Shifting workloads from synchronous to asynchronous can simplify the operational cost of high-throughput HTTP services. But understanding the evolution of performance metrics in the world of complex, high-concurrency, asynchronous distributed systems can be quite challenging.
In this talk, I'll tell you how OneSignal improved the performance and maintainability of its highest-throughput HTTP endpoints (backed by a Kafka consumer in Rust) by making it an asynchronous system. We will cover:
- How metrics changed when the system went from sync to async
- Unique sharding strategies to maximize concurrency and performance, while maintaining consistency for Kafka consumers
- System-level constraints from Postgres infrastructure determining the Kafka scaling strategy.

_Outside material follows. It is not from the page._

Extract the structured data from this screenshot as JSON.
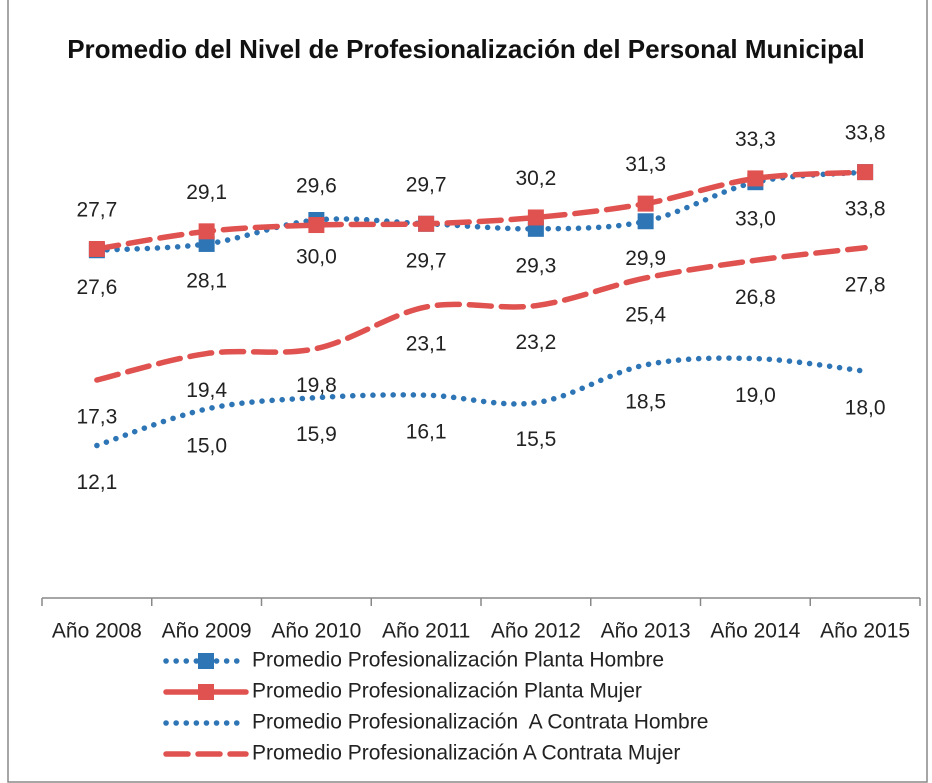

Engineering Manager @OneSignal
Lily Mara is an Engineering Manager at OneSignal in San Mateo, CA. She manages the Infrastructure Services team, which is responsible for in-house services used by other OneSignal engineering teams. Previously she was a software engineer at OneSignal, leading the efforts to create OneSignal's integration with Mixpanel, develop the outcomes system, and improving performance and code simplicity through refactoring efforts. Lily also worked as a software developer at Kroger, working on Kroger’s online grocery ordering system as well as internal development tools to aid other teams in deployments, monitoring, and local development environments.
Lily is the author of Refactoring to Rust, an early-access book by Manning Publications about improving the performance of existing software systems through the gradual addition of Rust code.